L’inflazione annuale di questo mese, per esempio, viene calcolata confrontando i prezzi di oggi con quelli di ottobre 2022, ossia quando l’Italia e tutta l’Eurozona erano alle prese con la crisi energetica e prezzi altissimi del gas, cosa che fece aumentare tantissimo i prezzi dell’energia e quindi in generale quelli di un po’ di tutto. Per questo motivo a ottobre dello scorso anno l’inflazione era al suo picco: in Italia era all’11,8 per cento, nell’Eurozona era al 10,6.

Oggi i prezzi dell’energia sono tornati su livelli molto più bassi un po’ ovunque: in Italia sono calati del 17,7 per cento per quanto riguarda i beni energetici non regolamentati, e del 32,7 per cento quelli dei beni energetici regolamentati. Un contributo alla riduzione dell’inflazione c’è stato anche da parte dei prezzi del cibo, i cui aumenti sono meno intensi rispetto all’anno scorso, quando salirono molto sia per gli effetti della guerra in Ucraina, che rese più cari per esempio i cereali, sia per la crisi energetica che fece rincarare il costo della lavorazione.

Sono tutte buone notizie, se paragonate a quanto stava succedendo un anno fa. Resta però il fatto che l’inflazione è ancora un fenomeno molto persistente nell’economia e che i prezzi stanno ancora salendo dopo il forte aumento del costo della vita dello scorso anno.

Questo lo si vede dalla cosiddetta inflazione di fondo, quella che si ottiene togliendo dall’indice generale proprio i prezzi di cibo ed energia, cioè quelli più volatili e molto suscettibili a movimenti improvvisi. L’inflazione di fondo, seppur in calo, è ancora a livelli elevati: è pari al 4,2 per cento in Italia e al 5 nell’Eurozona.

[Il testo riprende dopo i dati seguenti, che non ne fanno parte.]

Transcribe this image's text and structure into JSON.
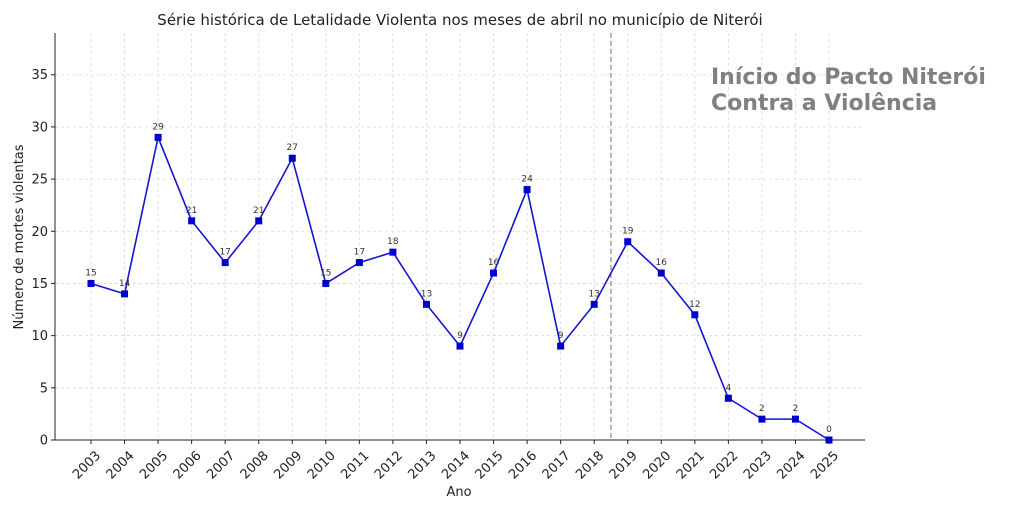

Di norma l’inflazione di fondo è minore dell’inflazione generale, dal momento che quest’ultima include anche gli aumenti legati a cibo ed energia. Ora invece l’inflazione di fondo è più alta dell’indice generale: una circostanza eccezionale dovuta al fatto che i prezzi di cibo ed energia sono calati rispetto a un anno fa, compensando in parte i rincari avvenuti sul resto dei prodotti.

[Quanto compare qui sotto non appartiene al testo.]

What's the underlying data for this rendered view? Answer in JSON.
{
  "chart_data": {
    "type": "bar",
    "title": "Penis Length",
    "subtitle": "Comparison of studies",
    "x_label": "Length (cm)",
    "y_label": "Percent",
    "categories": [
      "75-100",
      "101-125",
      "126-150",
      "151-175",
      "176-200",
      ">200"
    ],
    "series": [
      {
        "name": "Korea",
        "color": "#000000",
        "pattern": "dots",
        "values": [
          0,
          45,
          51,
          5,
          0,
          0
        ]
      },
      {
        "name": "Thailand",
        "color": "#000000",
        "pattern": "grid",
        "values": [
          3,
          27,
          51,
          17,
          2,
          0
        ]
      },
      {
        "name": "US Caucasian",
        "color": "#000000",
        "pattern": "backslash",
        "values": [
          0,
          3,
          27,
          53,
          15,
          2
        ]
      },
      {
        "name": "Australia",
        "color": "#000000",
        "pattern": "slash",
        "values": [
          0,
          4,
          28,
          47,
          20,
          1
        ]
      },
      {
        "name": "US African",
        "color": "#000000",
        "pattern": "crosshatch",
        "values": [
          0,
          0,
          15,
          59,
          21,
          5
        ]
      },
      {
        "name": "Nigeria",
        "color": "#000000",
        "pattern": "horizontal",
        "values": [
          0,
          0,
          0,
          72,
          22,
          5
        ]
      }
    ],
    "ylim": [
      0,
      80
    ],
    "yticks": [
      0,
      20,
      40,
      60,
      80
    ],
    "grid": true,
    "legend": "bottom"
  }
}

Un altro esempio che fa ben capire che il costo della vita continua ad aumentare riguarda quel gruppo di beni che l’ISTAT chiama “carrello della spesa”, che sono rappresentativi quindi di una spesa per le esigenze più comuni come i beni alimentari, per la cura della casa e per l’igiene personale. Continuano ad avere rincari notevoli: in Italia questi prodotti sono ancora più cari del 6,3 per cento rispetto a un anno fa.

La conseguenza finale è che, nonostante i dati indichino un calo notevole dell’indice generale, chi ha un reddito fisso continua gradualmente a sentirsi sempre più impoverito e le cose non torneranno come prima molto presto. La maggior parte dei fenomeni che hanno causato l’inflazione si è ormai esaurita, ma l’aumento dei prezzi è diventato persistente e svantaggia soprattutto chi ha redditi fissi, come i dipendenti e i pensionati: oggi con gli stessi soldi si possono fare o comprare meno cose e i risparmi sui conti correnti si sono svalutati.

Ci vorrà un po’ di tempo affinché i consumatori europei ritrovino il loro potere d’acquisto di prima della pandemia: è improbabile che i prezzi scenderanno ai livelli di prima, ma saranno i redditi a doversi adeguare al costo della vita. Il che implica che gli stipendi debbano gradualmente salire: può sembrare una soluzione ovvia, ma è un processo che rischia di alimentare ulteriori distorsioni e non è detto che le imprese saranno disposte ad adeguarsi molto presto.